Work to improve culture in finance firms recognises that, to change behaviour, it is necessary to get to its ‘root cause’. Since culture essentially describes the way an institution ‘is’, including how those within it behave, attention has focused on the need to shape culture to influence behaviour. Regulators and firms have a different but overlapping agenda here. Regulators are principally interested in behaviours that could prejudice regulatory objectives and, more widely, destroy public trust in the finance sector. Firms are more focused on franchise preservation and enhancement (including energising staff) and avoiding regulatory infringements as part of that. However, in each case, the underlying objective is for firms and their staff to behave in a way that takes more account of the needs of others – that is not driven by narrow financial self-interest.
Yet work on the culture of financial firms is nonetheless heavily influenced by assumptions that echo common narratives and economic models that treat finance operators as if they were driven by exactly that – financial self-interest. For example, attempts to motivate firms to address their culture often appeal to controlling ‘misconduct risk’ – the firm’s self-interest in avoiding damage. There is also considerable regulatory emphasis on the need to use financial incentives to generate behaviours consistent with the desired culture.

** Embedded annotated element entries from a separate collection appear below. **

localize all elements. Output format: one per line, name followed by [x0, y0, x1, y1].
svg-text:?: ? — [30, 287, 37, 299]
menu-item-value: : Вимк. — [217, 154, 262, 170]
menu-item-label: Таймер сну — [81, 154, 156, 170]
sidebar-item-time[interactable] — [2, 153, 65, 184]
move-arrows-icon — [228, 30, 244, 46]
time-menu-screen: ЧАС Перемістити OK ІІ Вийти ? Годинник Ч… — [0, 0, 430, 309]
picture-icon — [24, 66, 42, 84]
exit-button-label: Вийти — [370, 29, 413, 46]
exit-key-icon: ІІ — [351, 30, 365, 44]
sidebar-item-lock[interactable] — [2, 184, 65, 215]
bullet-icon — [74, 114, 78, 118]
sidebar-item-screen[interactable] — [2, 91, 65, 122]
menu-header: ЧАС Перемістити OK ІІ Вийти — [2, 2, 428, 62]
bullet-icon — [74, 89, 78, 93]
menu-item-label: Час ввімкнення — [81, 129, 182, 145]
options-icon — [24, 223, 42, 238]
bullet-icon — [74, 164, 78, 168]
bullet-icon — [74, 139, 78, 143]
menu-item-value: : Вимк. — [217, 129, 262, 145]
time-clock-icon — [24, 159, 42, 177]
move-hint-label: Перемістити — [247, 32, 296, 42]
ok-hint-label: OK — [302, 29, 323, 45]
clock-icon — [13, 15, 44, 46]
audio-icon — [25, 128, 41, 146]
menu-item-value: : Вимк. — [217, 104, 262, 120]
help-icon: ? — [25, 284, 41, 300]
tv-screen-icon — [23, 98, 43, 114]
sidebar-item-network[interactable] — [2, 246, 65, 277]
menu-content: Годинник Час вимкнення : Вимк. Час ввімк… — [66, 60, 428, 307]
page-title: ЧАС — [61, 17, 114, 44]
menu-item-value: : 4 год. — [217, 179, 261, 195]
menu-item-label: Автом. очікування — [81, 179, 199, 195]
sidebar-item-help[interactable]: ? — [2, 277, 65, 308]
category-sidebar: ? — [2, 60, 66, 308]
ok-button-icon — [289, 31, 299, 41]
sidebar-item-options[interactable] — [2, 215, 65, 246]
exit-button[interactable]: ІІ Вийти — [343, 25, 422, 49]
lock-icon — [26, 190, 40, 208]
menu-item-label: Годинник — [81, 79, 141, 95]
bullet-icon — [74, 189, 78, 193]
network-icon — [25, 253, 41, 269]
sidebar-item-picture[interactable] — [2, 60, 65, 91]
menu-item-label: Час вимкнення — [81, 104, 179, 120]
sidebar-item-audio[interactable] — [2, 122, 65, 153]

There is much wisdom in this. However, work among finance regulators also suggests a growing recognition that appeals to self-interest alone are not enough to change culture; that it may be necessary to gear culture change to a broader sense of mission or purpose that engages aspiration. Nonetheless, the relationship between the two themes of private and public interests is rarely addressed. Likewise, industry discussion of culture often uses words like ‘integrity’ and ‘ethics’ (as in corporate codes), which seem to indicate a recognition of the need somehow to draw on wider aspirations to achieve broader valued goals. However, their substance and their relationship with self-interest is rarely unpacked. It is here that the recognition of a social licence for financial markets has so much to offer.